С первых же недель, на лекциях по биологии и органической химии, меня стала преследовать мысль о бессмысленности бытия: неужели мы рождаемся, чтобы просто ждать смерти? Это была философия атеизма, но нас и воспитывали атеистами. Чем дальше я учился в медицинском институте, тем запутаннее становилось для меня понятие о целостности человеческого «я», о его неразрывности с духовным началом.
Я с упоением перечитывал гениальный труд «Гнойная хирургия», написанный святителем Лукой (Войно-Ясенецким) между двумя ссылками за Полярным кругом. Знал, что за этот труд великий хирург удостоен Сталинской премии, но не подозревал тогда, что он является одновременно архиепископом.
Как мы помогали собирать урожай на целине
В сентябре 1958 года вместо занятий мы отправились на целину, в Казахстан, в Кустанайскую область, в Узункольский район. Поехали практически все курсы, правда, не знаю насчет последнего, шестого. Был целый поезд из Ярославля, состоящий из студентов, на два десятка товарных вагонов: нары и никакой еды – только то, что взяли с собой. Но эти трудности нас не пугали – мы все горячо верили, что только последствия войны мешают нам жить в коммунистическом раю.

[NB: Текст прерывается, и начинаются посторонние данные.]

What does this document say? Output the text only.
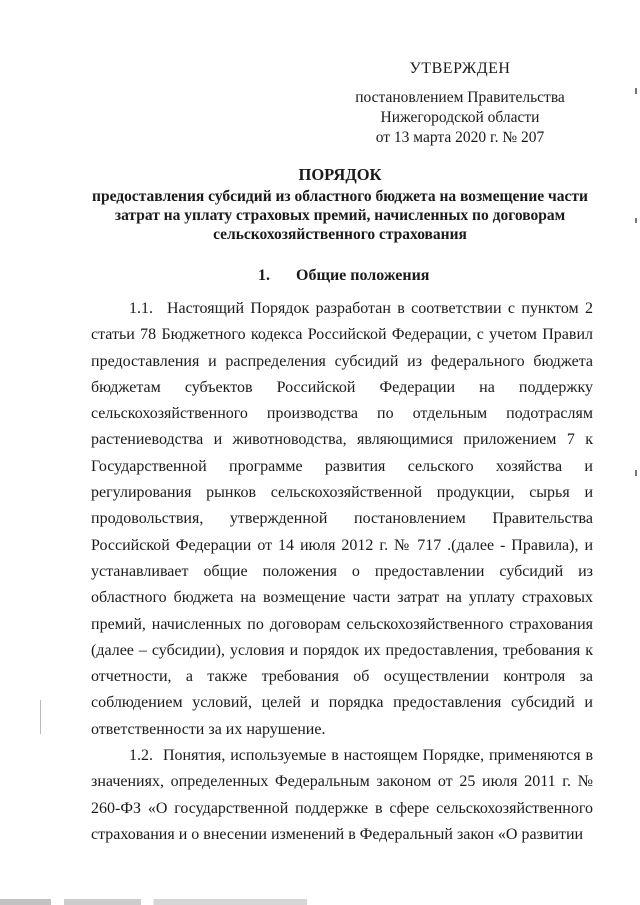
УТВЕРЖДЕН
постановлением Правительства
Нижегородской области
от 13 марта 2020 г. № 207
ПОРЯДОК
предоставления субсидий из областного бюджета на возмещение части затрат на уплату страховых премий, начисленных по договорам сельскохозяйственного страхования
1. Общие положения

1.1. Настоящий Порядок разработан в соответствии с пунктом 2 статьи 78 Бюджетного кодекса Российской Федерации, с учетом Правил предоставления и распределения субсидий из федерального бюджета бюджетам субъектов Российской Федерации на поддержку сельскохозяйственного производства по отдельным подотраслям растениеводства и животноводства, являющимися приложением 7 к Государственной программе развития сельского хозяйства и регулирования рынков сельскохозяйственной продукции, сырья и продовольствия, утвержденной постановлением Правительства Российской Федерации от 14 июля 2012 г. № 717 .(далее - Правила), и устанавливает общие положения о предоставлении субсидий из областного бюджета на возмещение части затрат на уплату страховых премий, начисленных по договорам сельскохозяйственного страхования (далее – субсидии), условия и порядок их предоставления, требования к отчетности, а также требования об осуществлении контроля за соблюдением условий, целей и порядка предоставления субсидий и ответственности за их нарушение.

1.2. Понятия, используемые в настоящем Порядке, применяются в значениях, определенных Федеральным законом от 25 июля 2011 г. № 260-ФЗ «О государственной поддержке в сфере сельскохозяйственного страхования и о внесении изменений в Федеральный закон «О развитии
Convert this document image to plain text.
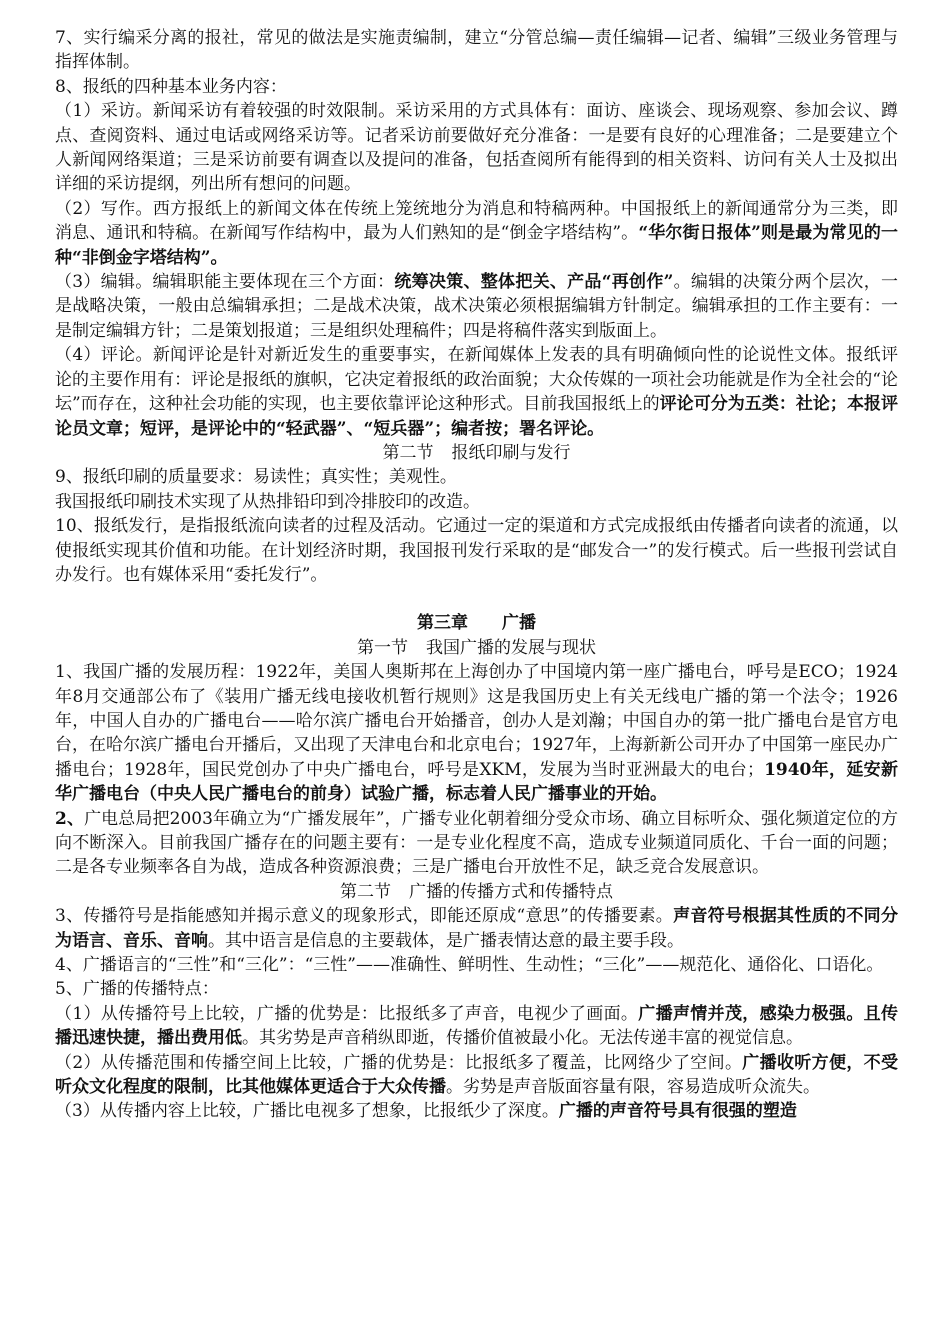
7、实行编采分离的报社，常见的做法是实施责编制，建立“分管总编—责任编辑—记者、编辑”三级业务管理与指挥体制。

8、报纸的四种基本业务内容：

（1）采访。新闻采访有着较强的时效限制。采访采用的方式具体有：面访、座谈会、现场观察、参加会议、蹲点、查阅资料、通过电话或网络采访等。记者采访前要做好充分准备：一是要有良好的心理准备；二是要建立个人新闻网络渠道；三是采访前要有调查以及提问的准备，包括查阅所有能得到的相关资料、访问有关人士及拟出详细的采访提纲，列出所有想问的问题。

（2）写作。西方报纸上的新闻文体在传统上笼统地分为消息和特稿两种。中国报纸上的新闻通常分为三类，即消息、通讯和特稿。在新闻写作结构中，最为人们熟知的是“倒金字塔结构”。“华尔街日报体”则是最为常见的一种“非倒金字塔结构”。

（3）编辑。编辑职能主要体现在三个方面：统筹决策、整体把关、产品“再创作”。编辑的决策分两个层次，一是战略决策，一般由总编辑承担；二是战术决策，战术决策必须根据编辑方针制定。编辑承担的工作主要有：一是制定编辑方针；二是策划报道；三是组织处理稿件；四是将稿件落实到版面上。

（4）评论。新闻评论是针对新近发生的重要事实，在新闻媒体上发表的具有明确倾向性的论说性文体。报纸评论的主要作用有：评论是报纸的旗帜，它决定着报纸的政治面貌；大众传媒的一项社会功能就是作为全社会的“论坛”而存在，这种社会功能的实现，也主要依靠评论这种形式。目前我国报纸上的评论可分为五类：社论；本报评论员文章；短评，是评论中的“轻武器”、“短兵器”；编者按；署名评论。

第二节 报纸印刷与发行

9、报纸印刷的质量要求：易读性；真实性；美观性。

我国报纸印刷技术实现了从热排铅印到冷排胶印的改造。

10、报纸发行，是指报纸流向读者的过程及活动。它通过一定的渠道和方式完成报纸由传播者向读者的流通，以使报纸实现其价值和功能。在计划经济时期，我国报刊发行采取的是“邮发合一”的发行模式。后一些报刊尝试自办发行。也有媒体采用“委托发行”。

第三章 广播

第一节 我国广播的发展与现状

1、我国广播的发展历程：1922年，美国人奥斯邦在上海创办了中国境内第一座广播电台，呼号是ECO；1924年8月交通部公布了《装用广播无线电接收机暂行规则》这是我国历史上有关无线电广播的第一个法令；1926年，中国人自办的广播电台——哈尔滨广播电台开始播音，创办人是刘瀚；中国自办的第一批广播电台是官方电台，在哈尔滨广播电台开播后，又出现了天津电台和北京电台；1927年，上海新新公司开办了中国第一座民办广播电台；1928年，国民党创办了中央广播电台，呼号是XKM，发展为当时亚洲最大的电台；1940年，延安新华广播电台（中央人民广播电台的前身）试验广播，标志着人民广播事业的开始。

2、广电总局把2003年确立为“广播发展年”，广播专业化朝着细分受众市场、确立目标听众、强化频道定位的方向不断深入。目前我国广播存在的问题主要有：一是专业化程度不高，造成专业频道同质化、千台一面的问题；二是各专业频率各自为战，造成各种资源浪费；三是广播电台开放性不足，缺乏竞合发展意识。

第二节 广播的传播方式和传播特点

3、传播符号是指能感知并揭示意义的现象形式，即能还原成“意思”的传播要素。声音符号根据其性质的不同分为语言、音乐、音响。其中语言是信息的主要载体，是广播表情达意的最主要手段。

4、广播语言的“三性”和“三化”：“三性”——准确性、鲜明性、生动性；“三化”——规范化、通俗化、口语化。

5、广播的传播特点：

（1）从传播符号上比较，广播的优势是：比报纸多了声音，电视少了画面。广播声情并茂，感染力极强。且传播迅速快捷，播出费用低。其劣势是声音稍纵即逝，传播价值被最小化。无法传递丰富的视觉信息。

（2）从传播范围和传播空间上比较，广播的优势是：比报纸多了覆盖，比网络少了空间。广播收听方便，不受听众文化程度的限制，比其他媒体更适合于大众传播。劣势是声音版面容量有限，容易造成听众流失。

（3）从传播内容上比较，广播比电视多了想象，比报纸少了深度。广播的声音符号具有很强的塑造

Ехали долго – четверо суток. Наконец нас привезли и выгрузили в чистом поле, на каком-то полустанке, затем посадили по грузовым машинам и повезли в степь, а часа через три снова выгрузили в чистом поле. Оказалось, что в одной из машин были какие-то армейские палатки, человек на 20 каждая. Имелись и знающие, как их ставить. К ночи с палатками разобрались, открылась и полевая кухня.

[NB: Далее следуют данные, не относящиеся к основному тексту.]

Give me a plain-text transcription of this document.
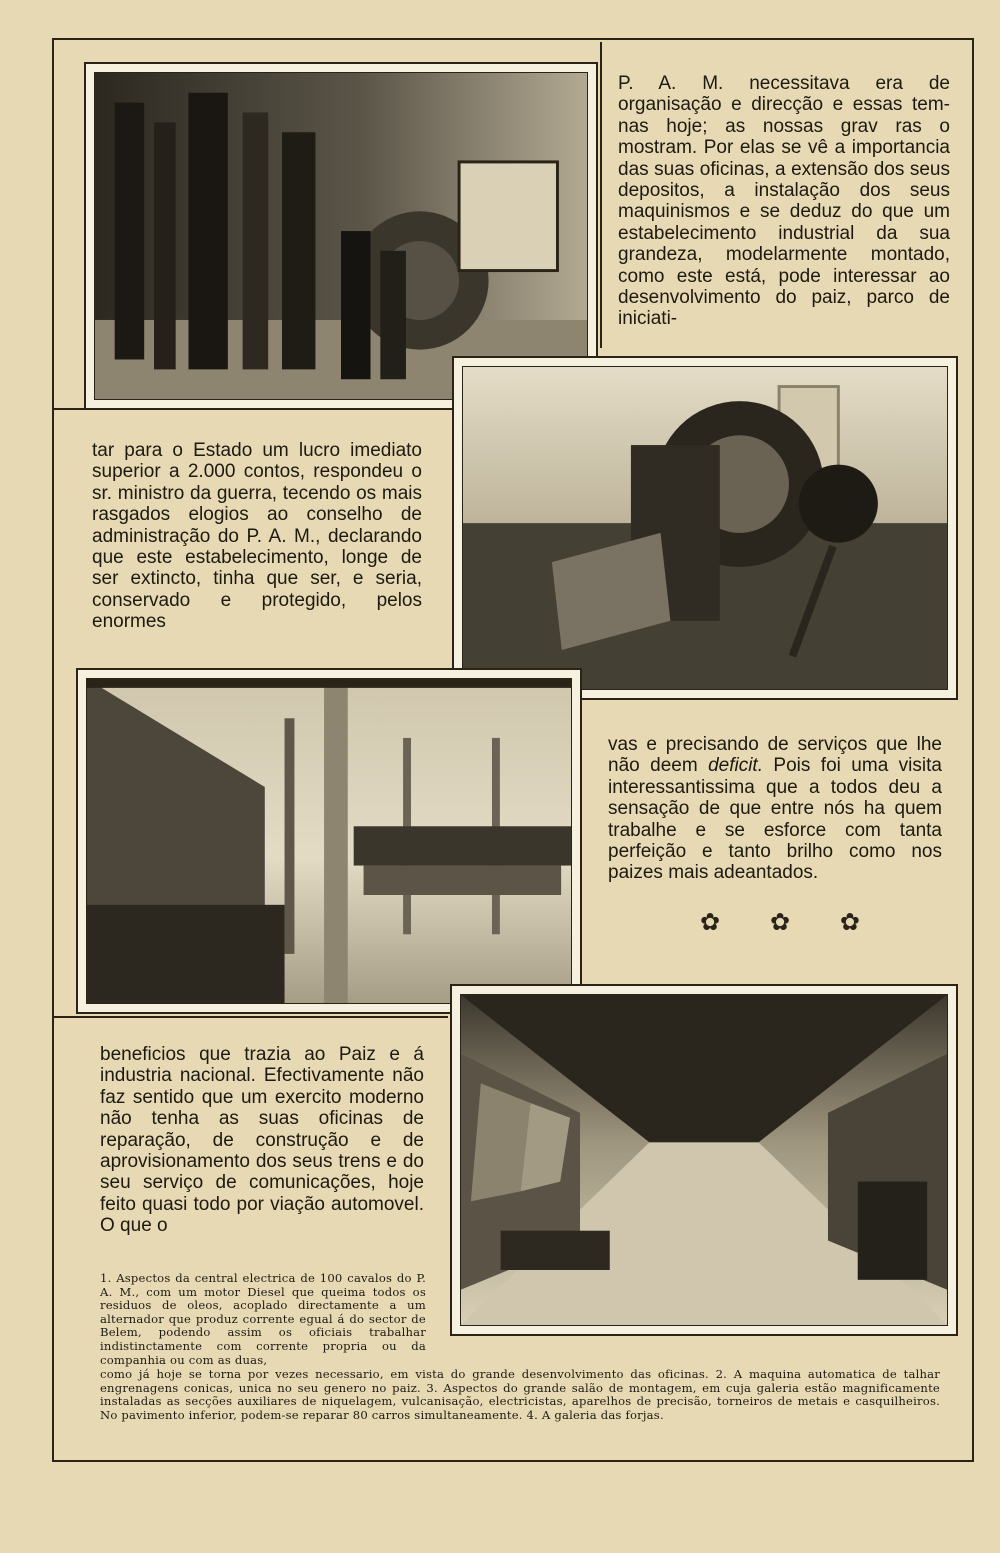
P. A. M. necessitava era de organisação e direcção e essas tem-nas hoje; as nossas grav ras o mostram. Por elas se vê a importancia das suas oficinas, a extensão dos seus depositos, a instalação dos seus maquinismos e se deduz do que um estabelecimento industrial da sua grandeza, modelarmente montado, como este está, pode interessar ao desenvolvimento do paiz, parco de iniciati-

tar para o Estado um lucro imediato superior a 2.000 contos, respondeu o sr. ministro da guerra, tecendo os mais rasgados elogios ao conselho de administração do P. A. M., declarando que este estabelecimento, longe de ser extincto, tinha que ser, e seria, conservado e protegido, pelos enormes

vas e precisando de serviços que lhe não deem deficit. Pois foi uma visita interessantissima que a todos deu a sensação de que entre nós ha quem trabalhe e se esforce com tanta perfeição e tanto brilho como nos paizes mais adeantados.

✿ ✿ ✿

beneficios que trazia ao Paiz e á industria nacional. Efectivamente não faz sentido que um exercito moderno não tenha as suas oficinas de reparação, de construção e de aprovisionamento dos seus trens e do seu serviço de comunicações, hoje feito quasi todo por viação automovel. O que o

1. Aspectos da central electrica de 100 cavalos do P. A. M., com um motor Diesel que queima todos os residuos de oleos, acoplado directamente a um alternador que produz corrente egual á do sector de Belem, podendo assim os oficiais trabalhar indistinctamente com corrente propria ou da companhia ou com as duas,

como já hoje se torna por vezes necessario, em vista do grande desenvolvimento das oficinas. 2. A maquina automatica de talhar engrenagens conicas, unica no seu genero no paiz. 3. Aspectos do grande salão de montagem, em cuja galeria estão magnificamente instaladas as secções auxiliares de niquelagem, vulcanisação, electricistas, aparelhos de precisão, torneiros de metais e casquilheiros. No pavimento inferior, podem-se reparar 80 carros simultaneamente. 4. A galeria das forjas.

Мы должны были помогать комбайнерам убирать хлеб. В то время кто-то из советских ученых доказал, что урожай будет больше, если пшеницу не убирать сразу же (мол, при этом теряется много зерна), а сначала дать ей полежать три дня на земле и только потом собрать. Вспоминается красота невероятная: ровными рядами, уходя за горизонт, лежали полосы скошенной пшеницы. Прошло три дня. Работали, правда, много, от зари до зари. Уставали. Но впереди, как нам грозили механики, будет еще труднее. Все скошенное за эти три дня надо было собрать.
Стояли чудесные сентябрьские дни, было тепло. Мы ждали своего четвертого трудового дня, и он наступил, но не совсем так, как мы предполагали: ночью выпал снег, и все ровные ряды аккуратно уложенного на землю хлеба оказались под снегом.

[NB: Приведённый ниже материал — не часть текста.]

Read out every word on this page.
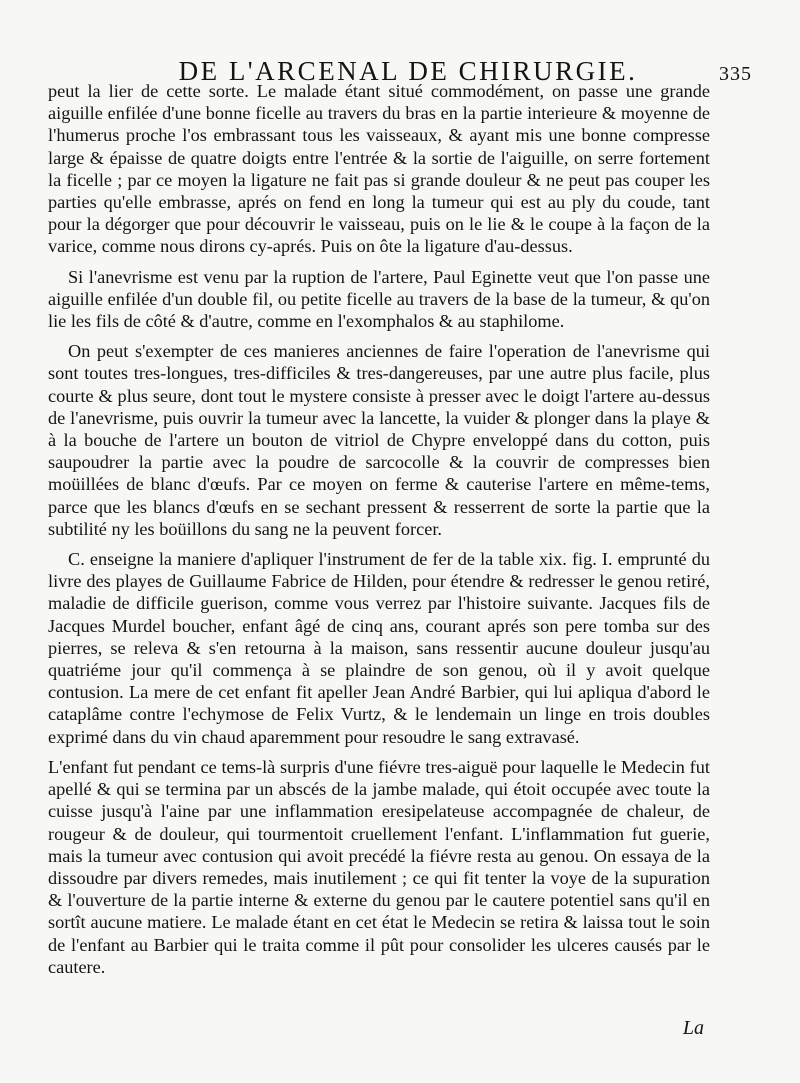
DE L'ARCENAL DE CHIRURGIE.	335

peut la lier de cette sorte. Le malade étant situé commodément, on passe une grande aiguille enfilée d'une bonne ficelle au travers du bras en la partie interieure & moyenne de l'humerus proche l'os embrassant tous les vaisseaux, & ayant mis une bonne compresse large & épaisse de quatre doigts entre l'entrée & la sortie de l'aiguille, on serre fortement la ficelle ; par ce moyen la ligature ne fait pas si grande douleur & ne peut pas couper les parties qu'elle embrasse, aprés on fend en long la tumeur qui est au ply du coude, tant pour la dégorger que pour découvrir le vaisseau, puis on le lie & le coupe à la façon de la varice, comme nous dirons cy-aprés. Puis on ôte la ligature d'au-dessus.

Si l'anevrisme est venu par la ruption de l'artere, Paul Eginette veut que l'on passe une aiguille enfilée d'un double fil, ou petite ficelle au travers de la base de la tumeur, & qu'on lie les fils de côté & d'autre, comme en l'exomphalos & au staphilome.

On peut s'exempter de ces manieres anciennes de faire l'operation de l'anevrisme qui sont toutes tres-longues, tres-difficiles & tres-dangereuses, par une autre plus facile, plus courte & plus seure, dont tout le mystere consiste à presser avec le doigt l'artere au-dessus de l'anevrisme, puis ouvrir la tumeur avec la lancette, la vuider & plonger dans la playe & à la bouche de l'artere un bouton de vitriol de Chypre enveloppé dans du cotton, puis saupoudrer la partie avec la poudre de sarcocolle & la couvrir de compresses bien moüillées de blanc d'œufs. Par ce moyen on ferme & cauterise l'artere en même-tems, parce que les blancs d'œufs en se sechant pressent & resserrent de sorte la partie que la subtilité ny les boüillons du sang ne la peuvent forcer.

C. enseigne la maniere d'apliquer l'instrument de fer de la table xix. fig. I. emprunté du livre des playes de Guillaume Fabrice de Hilden, pour étendre & redresser le genou retiré, maladie de difficile guerison, comme vous verrez par l'histoire suivante. Jacques fils de Jacques Murdel boucher, enfant âgé de cinq ans, courant aprés son pere tomba sur des pierres, se releva & s'en retourna à la maison, sans ressentir aucune douleur jusqu'au quatriéme jour qu'il commença à se plaindre de son genou, où il y avoit quelque contusion. La mere de cet enfant fit apeller Jean André Barbier, qui lui apliqua d'abord le cataplâme contre l'echymose de Felix Vurtz, & le lendemain un linge en trois doubles exprimé dans du vin chaud aparemment pour resoudre le sang extravasé.

L'enfant fut pendant ce tems-là surpris d'une fiévre tres-aiguë pour laquelle le Medecin fut apellé & qui se termina par un abscés de la jambe malade, qui étoit occupée avec toute la cuisse jusqu'à l'aine par une inflammation eresipelateuse accompagnée de chaleur, de rougeur & de douleur, qui tourmentoit cruellement l'enfant. L'inflammation fut guerie, mais la tumeur avec contusion qui avoit precédé la fiévre resta au genou. On essaya de la dissoudre par divers remedes, mais inutilement ; ce qui fit tenter la voye de la supuration & l'ouverture de la partie interne & externe du genou par le cautere potentiel sans qu'il en sortît aucune matiere. Le malade étant en cet état le Medecin se retira & laissa tout le soin de l'enfant au Barbier qui le traita comme il pût pour consolider les ulceres causés par le cautere.

La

Прошло почти 20 дней нашего пребывания на целине, а снег лежал везде и не таял – под снегом оказался весь урожай. И вот однажды слышим в новостях: наш Узункольский район рапортует стране, что весь урожай зерновых собран досрочно и на 15% больше, чем в прошлом году. Тогда, пожалуй, мы начали понимать, что не всей государственной информации можно верить.
Наконец снег сошел. Можно было приступить к работе – сбору зерна из валков пшеницы. Но теперь это были уже не валки, а бесконечные зеленые полосы проросшей пшеницы: она перепутала осень с весной и теперь должна была погибнуть под новым снегом, который скоро снова выпал. Делать нам было уже нечего, и, без толку потеряв учебное время, мы вернулись в Ярославль.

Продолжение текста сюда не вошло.